• As of the mid-1960s, only about 1/2 of adults had completed high school and about 1 in 13 had completed a college degree.
  • By 1980, about 2 out of 3 adults had completed high school, and about 1 in 8 adults had completed a college degree.
  • As of 1990, about 1 in 5 adults had completed a college degree and 4 out of 5 adults had completed high school.
  • A few years from today, 1 out of 2 adults will have completed a college degree.

Another chart showing back to 1940

For the 2nd half of the 20th century, the U.S. out competed much of the world due to two things:

  • The US did not suffer the physical damage of WW2, as faced by Europe, Russia and Japan.

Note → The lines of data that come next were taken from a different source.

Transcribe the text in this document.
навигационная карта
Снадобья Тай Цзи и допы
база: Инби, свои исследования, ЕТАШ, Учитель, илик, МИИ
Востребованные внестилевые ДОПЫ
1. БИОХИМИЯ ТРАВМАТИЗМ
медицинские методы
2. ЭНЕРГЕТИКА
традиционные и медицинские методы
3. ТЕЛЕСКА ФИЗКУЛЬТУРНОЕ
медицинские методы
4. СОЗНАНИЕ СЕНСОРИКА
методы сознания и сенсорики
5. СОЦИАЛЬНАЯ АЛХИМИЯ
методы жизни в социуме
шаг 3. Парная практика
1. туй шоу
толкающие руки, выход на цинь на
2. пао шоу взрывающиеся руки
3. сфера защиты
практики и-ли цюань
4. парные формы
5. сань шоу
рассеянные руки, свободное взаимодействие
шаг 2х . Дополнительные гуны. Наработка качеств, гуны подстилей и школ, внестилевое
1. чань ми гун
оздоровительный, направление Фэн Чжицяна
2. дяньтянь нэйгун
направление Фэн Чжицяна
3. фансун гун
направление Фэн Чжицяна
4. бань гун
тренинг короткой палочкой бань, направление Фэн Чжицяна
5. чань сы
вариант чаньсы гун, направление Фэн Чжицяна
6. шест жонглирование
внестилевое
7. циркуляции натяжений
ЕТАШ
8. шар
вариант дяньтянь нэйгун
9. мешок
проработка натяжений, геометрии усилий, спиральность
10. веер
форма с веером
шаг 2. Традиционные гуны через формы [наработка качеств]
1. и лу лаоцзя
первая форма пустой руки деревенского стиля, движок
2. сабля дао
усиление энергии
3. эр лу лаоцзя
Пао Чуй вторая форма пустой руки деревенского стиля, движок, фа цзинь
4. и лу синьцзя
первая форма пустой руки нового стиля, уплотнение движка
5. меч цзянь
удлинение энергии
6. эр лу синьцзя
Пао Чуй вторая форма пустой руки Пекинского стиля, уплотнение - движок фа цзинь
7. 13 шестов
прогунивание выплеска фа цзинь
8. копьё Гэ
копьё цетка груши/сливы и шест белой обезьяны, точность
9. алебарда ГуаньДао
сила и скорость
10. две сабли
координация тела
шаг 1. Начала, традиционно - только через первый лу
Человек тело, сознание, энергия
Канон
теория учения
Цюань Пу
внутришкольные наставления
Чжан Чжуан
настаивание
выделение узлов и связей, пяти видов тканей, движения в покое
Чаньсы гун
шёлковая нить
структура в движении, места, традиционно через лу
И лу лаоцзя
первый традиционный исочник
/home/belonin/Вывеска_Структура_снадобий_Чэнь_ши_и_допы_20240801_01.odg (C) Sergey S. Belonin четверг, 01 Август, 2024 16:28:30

The US still had industrial capacity, including much left over from WW2 military goods manufacturing.
  • An expanding educated class created a higher skilled work force.

At this point, adding more skilled workers has diminishing returns, plus the costs of college education are among the fastest rising prices of any good or service in the U.S. economy.

Here is an alternate view of educational attainment, from the U.S. Census:

CPS Historical Time Series Visualizations (census.gov)

Additional Thoughts

Many older workers had less education than their follow-on cohorts. Certainly, they learned much on the job through experience. However, we put more emphasis on certifiable training (degrees), and a faster pace of change in many industries meant that learned skills had a shorter useful lifespan.

Combined, this leads to many older workers being at a disadvantage compared to younger, better educated workers, who are trained on the latest technology and methods. Many older workers are experts on techniques that have been replaced and may not have opportunities to retrain on newer technologies.

Many older workers left the work force during Covid – some involuntarily via layoffs and furloughs, and some voluntarily because they did not wish to put themselves at perceived risks for Covid-19. Once the pandemic ran its course (most everyone has now had Covid and carries a degree of immunity), many have chosen not to re-enter the work force, or have been unable to re-enter the workforce. The latter because their skills are now dated and/or they are unable to find work that pays what they did before and do not see a return to the workforce as a good trade off. The US Chamber of Commerce has some additional background on this issue.

Additionally, some estimate that up to 240,000 previously working persons died due to Covid. That estimate is based on some broad assumptions, and I suspect it is at least 2x too high. Nevertheless, the overall effect is the labor participation rate has dropped, and a few million workers are now “missing” from the labor force. Combine that with the shortage of younger workers, especially teens and below, and below about age 30 – and we have a legitimate shortage of workers relative to the supply of labor in the past.

While teen workers may not seem important, this becomes a problem too. Not long ago, many teens started their work experience by working part time in fast food restaurants and retail. Today, due to both a reduced teen population and a lack of teens interested in this work, adults have been hired in their place – contributing to the shortage of adult workers in other areas.

When Everyone Has a College Degree, How do you Stand Out?

From a survey of a few hundred individuals on LinkedIn, it looks to me that if you are a high achiever who desires to move upwards – in many industries and many fields, you need to stand out from the crowd.

The most common ways to do that are

  • Attend a “name” university. Literally a “top 50” university. This means a Stanford, a UCLA, a University of Ohio, MIT, Harvard, Yale, Georgetown, University of Washington, etc.
  • Pursue a graduate degree. Which degree you pursue depends upon field and type of work you do. This may be a terminal degree such as the MBA, or a PhD. Consider cross training with 2 Masters degrees.
  • Study abroad and/or work abroad. Nearly 100% of the those whose background I checked, via LinkedIn or other online bios, had done study abroad programs and/or internship or work abroad early in their careers. Obviously, this varies by career field and most of those I looked at were in computer science, engineering or business/finance roles.

College education was a way for younger workers to stand out, during the past 50 years, hence the rising number of college graduates. Will this remain true into the future when there are fewer young, new workers? Hard to say. Society has a sense of inertia on this topic and it may be hard to change the expectation that academic certification outweighs on the job learning. On the other hand, in 2022, several airlines announced that a 4-year degree would no longer be required for airline pilot applicants who meet all other requirements. Several tech companies said they were now hiring “software boot camp” grads lacking a relevant college degree in software development. In that sense, the push for multiple college degrees may already be dropping.